AsmCryptβs interface shared in one of the forum threads
A new commercial remote access trojan called SilabRAT is making waves on the cybercrime underground. Also known as SnappyClient, this SilabRAT malware is sold as a subscription service and built to drain cryptocurrency wallets. Security firm Group-IB has now pulled back the curtain on how it works.
Sold as a service for $5,000 a month
SilabRAT first surfaced on dark web forums in late 2025. Since then, criminals have marketed it as Malware-as-a-Service across Russian-language forums such as Exploit, XSS, and WWH. It even appeared on the ransomware-focused RAMP forum before the FBI dismantled that site in January 2026.
The price tag is steep. Buyers pay $5,000 per month to run their own campaigns, while the developer handles updates and infrastructure. Notably, each customer hosts their own command-and-control server. As a result, the seller never touches victim data. Customers can even spin up limited-access mirrors of their panel, letting affiliates tap into live victim sessions at the same time.

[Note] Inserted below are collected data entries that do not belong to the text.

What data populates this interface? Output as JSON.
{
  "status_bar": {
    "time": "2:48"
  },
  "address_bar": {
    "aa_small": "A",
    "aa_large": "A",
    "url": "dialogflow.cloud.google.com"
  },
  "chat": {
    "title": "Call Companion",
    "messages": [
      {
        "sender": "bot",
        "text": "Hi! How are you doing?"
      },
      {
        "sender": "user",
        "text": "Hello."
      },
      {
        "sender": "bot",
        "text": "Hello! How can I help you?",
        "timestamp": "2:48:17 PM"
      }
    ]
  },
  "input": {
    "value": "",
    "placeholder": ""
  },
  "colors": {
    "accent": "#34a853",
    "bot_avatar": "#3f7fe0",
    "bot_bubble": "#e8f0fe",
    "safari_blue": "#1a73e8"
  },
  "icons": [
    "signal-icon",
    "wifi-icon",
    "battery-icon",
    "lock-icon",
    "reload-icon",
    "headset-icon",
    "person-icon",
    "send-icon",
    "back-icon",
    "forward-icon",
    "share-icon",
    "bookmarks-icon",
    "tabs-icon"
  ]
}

The person behind the tool uses the handle “o1oo1.” According to Group-IB, this Russian-speaking developer has operated in underground forums since late 2020. Over time, o1oo1 graduated from selling SMTP credentials to building malware. The developer also runs a separate crypter service, AsmCrypt, and bundles the two tools at a discount.
Why antivirus calls it HijackLoader
Many security engines flag SilabRAT samples as HijackLoader. However, that label only describes the packer, not the payload itself. In practice, this leaves the real malware unclassified and harder to track.
The infection chain varies because each buyer runs their own campaign. Still, Group-IB observed SilabRAT spreading through email spam and ClickFix social engineering. Victims usually meet a ClickFix prompt through phishing, malicious ads, or compromised websites. Worryingly, one criminal bragged that “more than 90% of infected machines stayed online throughout a month-long campaign.”
A toolkit built for crypto theft
At its core, this SilabRAT malware is designed to monetize access fast. The web panel gives operators a live view of every infected machine. From there, they can launch stealers, log keystrokes, watch the clipboard, or push more payloads. It also offers a TightVNC-based remote desktop for direct, hands-on control.
The standout feature is crypto-focused. An “AutoWallet” module runs in the background and tries to crack passwords on any cryptocurrency wallets it finds. It reuses passwords harvested from the victim’s browser to unlock encrypted wallets. Therefore, operators need no external cracking tools.
SilabRAT also tackles modern browser defenses. It bypasses Chrome’s App-Bound Encryption, a protection meant to lock browser secrets to the legitimate Chrome process. Beyond that, it can clone a victim’s entire browser profile to defeat device fingerprinting and IP binding.
Hidden remote control and stealth
Perhaps the most dangerous capability is Hidden Virtual Network Computing, or HVNC. Group-IB notes the technique lets an attacker “invisibly remotely control a compromised machine.” There are no on-screen clues, and the activity comes from the victim’s real device and IP. Consequently, many fraud systems treat the session as legitimate.
The malware leans on session hijacking, too. As Group-IB explains, seizing an active session can bypass passwords and even multi-factor authentication. To stay hidden, SilabRAT tampers with the Anti-Malware Scan Interface and adds anti-forensic tricks. It can also escalate privileges through a known UAC bypass and set up persistence via registry keys or scheduled tasks. Under the hood, it encrypts its traffic with ChaCha20-Poly1305 and compresses it with Snappy, the likely origin of the SnappyClient nickname.
What comes next
SilabRAT is still evolving. Its author has teased plans to inject code into Electron-based apps, including the Ledger and Trezor wallet managers. That move would let attackers tamper directly with crypto management software.
You can read the full Group-IB analysis of SilabRAT for indicators and detection guidance. Above all, the rise of this SilabRAT malware shows how commodity tools now pack advanced evasion and crypto theft into a simple monthly subscription.